Self Healing Bioconcrete A Live Concrete

Saad Iqbal | 🗓️Modified: October 7, 2016 | ⏳Read Time: 4 min | 👁Post Views: 77
Have you ever heard of something like “Live Concrete”?. No? then here is a news for you fellow; Now the concrete has been given life. The perfect example of sustainable and green technology “Self Healing Concrete”. 
World’s most popular construction material The Concrete, in common terms is a simple mixture of cement, aggregate and water. The material which builds our houses, offices, highways and infrastructure is the second most widely used and consumed material on earth after water, according to a research by WBSCD. 
What makes this concrete so popular? It is actually its properties and behavior that combines with its merits like easily available raw materials, sustainability and heat resistant approach. 
Why need self healing concrete?
Despite of all of its features, merits and  intrinsic worth, there is one negative aspect and that is maintenance time and cost; which is too much costly and time taking. 
We all know that concrete is strong in compression and weak in tension; actually whenever some load is applied in such a way that it produces bending stresses in concrete; it cracks within no time. Those cracks initially might be small and minute so much that even naked eyes cant see, however; these cracks are likely to get bigger with the passage of time during the serviceability time of the structure and as a result the structure may collapse and further deteriorate. 
Preparation of self healing concrete
But there are is a team which have found solution to this problem in concrete; The TU Delft wide self-healing material research program being initiated by Delft Center for Materials collaborate with Faculty of Applied Sciences and the South Dakota School of Mines in the United States. 
Maker of self healing concrete
Hendrik Jonkers, the key face is a microbiologist at Delft University in Netherlands. Jonker has combined both the fields of civil engineering and marine biology. The finalist for the European Inventor Award 2015, Hendrik Jonkers has produced this concrete which he called as “bio-concrete” that “self-heal” by producing limestone that repairs and fills the gap of cracks generated. 
The bacteria which he uses are from the family of Bacillus psedofirmus or Sporosarcina pasteurri, are found naturally in highly alkaline lakes near volcanoes, and are able to survive for upto a staggering 200 years without oxygen or food. They are activated when they come in contact with water and then use the calcium lactate as a food source, producing limestone, that, as a result, closes up the cracks. 
How healing is done?
The process involved in this self-healing process is very interesting; the bacteria is introduced in the form of biodegradable capsules that when concrete cracks and water gets in; activating the healing process by which the bacteria get from calcium lactate, joining the calcium with carbonate to form limestone, fixing the crack. 
Forms of self healing concrete
This self-healing process can be done in three forms; 
1. A spray form, which can be applied to existing structure for small concrete that needs repair
2. A repair mortar for structural repair of large damage 
3. A self healing concrete itself which can be mixed in quantities as needed. 
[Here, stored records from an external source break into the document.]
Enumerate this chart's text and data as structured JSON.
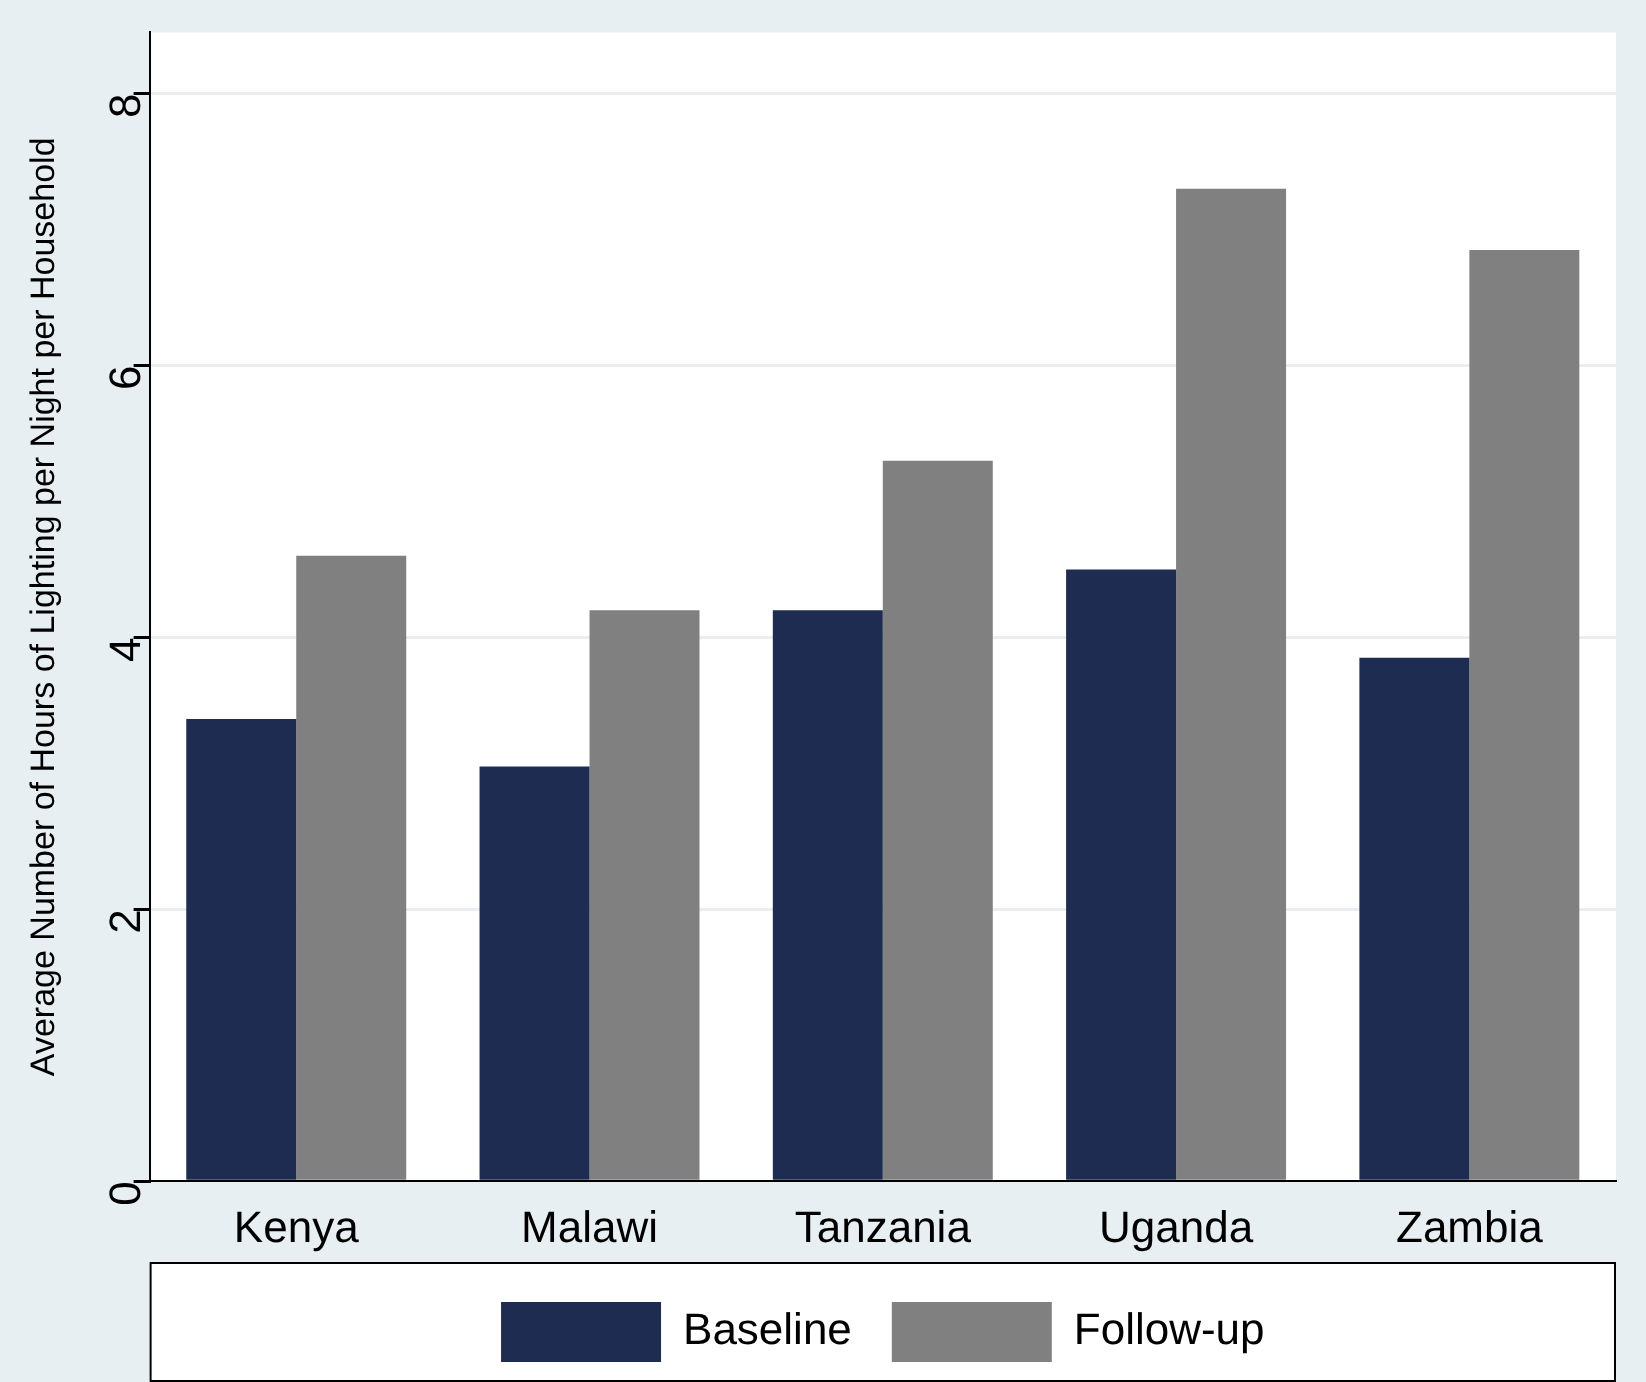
{
  "chart_data": {
    "type": "bar",
    "ylabel": "Average Number of Hours of Lighting per Night per Household",
    "categories": [
      "Kenya",
      "Malawi",
      "Tanzania",
      "Uganda",
      "Zambia"
    ],
    "series": [
      {
        "name": "Baseline",
        "color": "#1e2c52",
        "values": [
          3.4,
          3.05,
          4.2,
          4.5,
          3.85
        ]
      },
      {
        "name": "Follow-up",
        "color": "#808080",
        "values": [
          4.6,
          4.2,
          5.3,
          7.3,
          6.85
        ]
      }
    ],
    "ylim": [
      0,
      8.45
    ],
    "yticks": [
      0,
      2,
      4,
      6,
      8
    ],
    "grid": "y",
    "legend": "bottom"
  }
}
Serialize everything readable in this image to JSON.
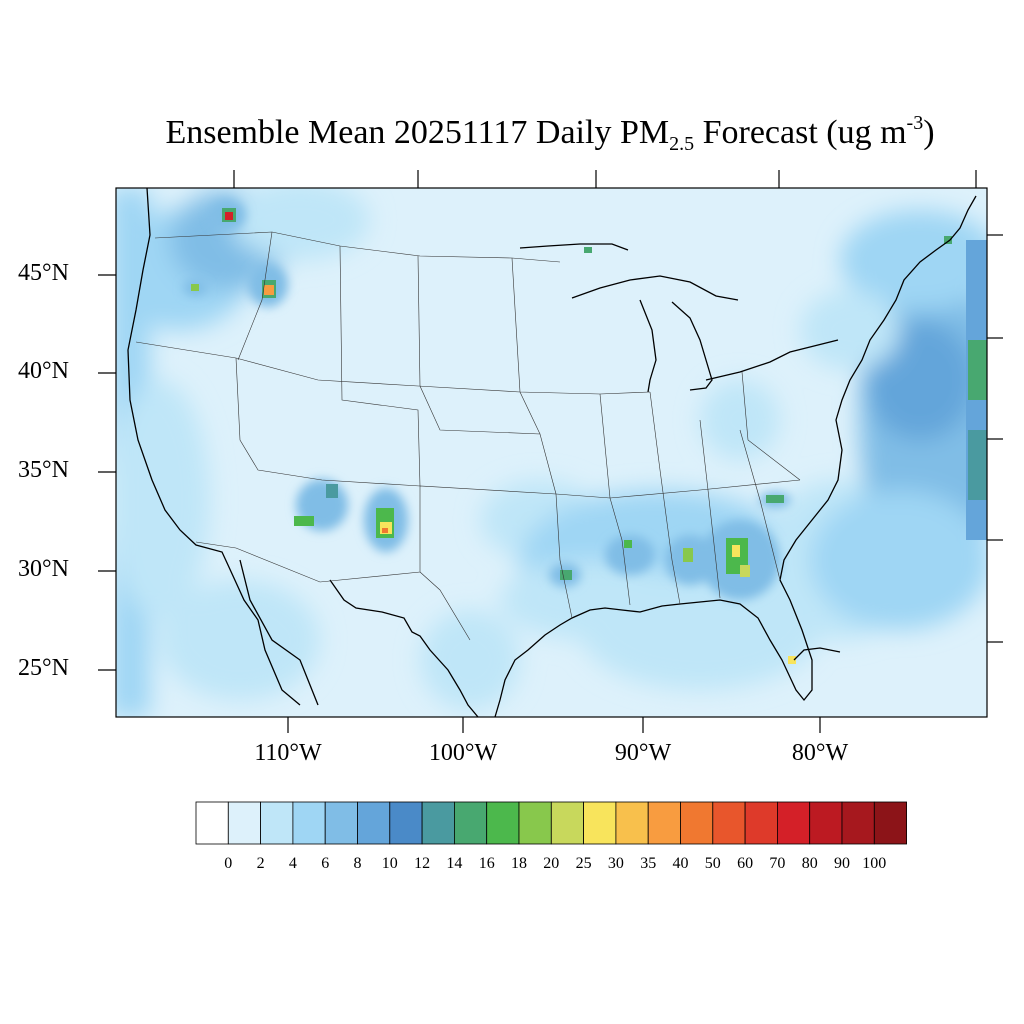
{
  "title": {
    "prefix": "Ensemble Mean 20251117 Daily PM",
    "subscript": "2.5",
    "middle": " Forecast (ug m",
    "superscript": "-3",
    "suffix": ")"
  },
  "map": {
    "projection": "lambert conformal",
    "region": "Continental United States",
    "lat_labels": [
      "45°N",
      "40°N",
      "35°N",
      "30°N",
      "25°N"
    ],
    "lon_labels": [
      "110°W",
      "100°W",
      "90°W",
      "80°W"
    ]
  },
  "colorbar": {
    "labels": [
      "0",
      "2",
      "4",
      "6",
      "8",
      "10",
      "12",
      "14",
      "16",
      "18",
      "20",
      "25",
      "30",
      "35",
      "40",
      "50",
      "60",
      "70",
      "80",
      "90",
      "100"
    ],
    "colors": [
      "#ffffff",
      "#ddf1fb",
      "#bfe6f8",
      "#9fd6f4",
      "#80bde6",
      "#64a5da",
      "#4a8ac8",
      "#4a9aa0",
      "#48a870",
      "#4cb84c",
      "#88c84c",
      "#c8d85c",
      "#f8e45c",
      "#f8c04c",
      "#f89c40",
      "#f07830",
      "#e8562c",
      "#de3a2a",
      "#d42028",
      "#bc1a22",
      "#a6181e",
      "#8c1418"
    ]
  },
  "hotspots": [
    {
      "name": "northern-idaho-montana",
      "lon": -113.5,
      "lat": 47.8,
      "level": "60"
    },
    {
      "name": "central-idaho",
      "lon": -114.6,
      "lat": 44.2,
      "level": "35"
    },
    {
      "name": "eastern-oregon",
      "lon": -117.9,
      "lat": 44.8,
      "level": "20"
    },
    {
      "name": "eastern-arizona",
      "lon": -109.6,
      "lat": 33.5,
      "level": "20"
    },
    {
      "name": "southern-new-mexico",
      "lon": -105.3,
      "lat": 33.0,
      "level": "30"
    },
    {
      "name": "southern-georgia",
      "lon": -83.2,
      "lat": 31.5,
      "level": "25"
    },
    {
      "name": "southern-alabama",
      "lon": -86.0,
      "lat": 31.6,
      "level": "20"
    },
    {
      "name": "mississippi",
      "lon": -89.8,
      "lat": 31.2,
      "level": "18"
    },
    {
      "name": "louisiana",
      "lon": -93.0,
      "lat": 30.5,
      "level": "18"
    },
    {
      "name": "south-carolina",
      "lon": -81.0,
      "lat": 34.2,
      "level": "16"
    },
    {
      "name": "south-florida",
      "lon": -80.8,
      "lat": 26.6,
      "level": "25"
    },
    {
      "name": "upper-michigan",
      "lon": -88.9,
      "lat": 47.3,
      "level": "18"
    }
  ]
}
The self-healing concrete has been used as a test case in Ecuador where a concrete canal has been built with it and there are many benefits that has been observed. 
Despite of its high cost, estimating a standard-priced cubic meter of concrete is 70 Euros, use of bacterial concrete is a substantial saving, especially in reinforced concrete where a lot of money is spent on reinforced bars. With self-healing concrete durability is also increased ensuring an economical way of designing concrete structure. 
Bacterial and Self-healing concrete is ideal for underground retainers and structures where humans cant excess for repairing process.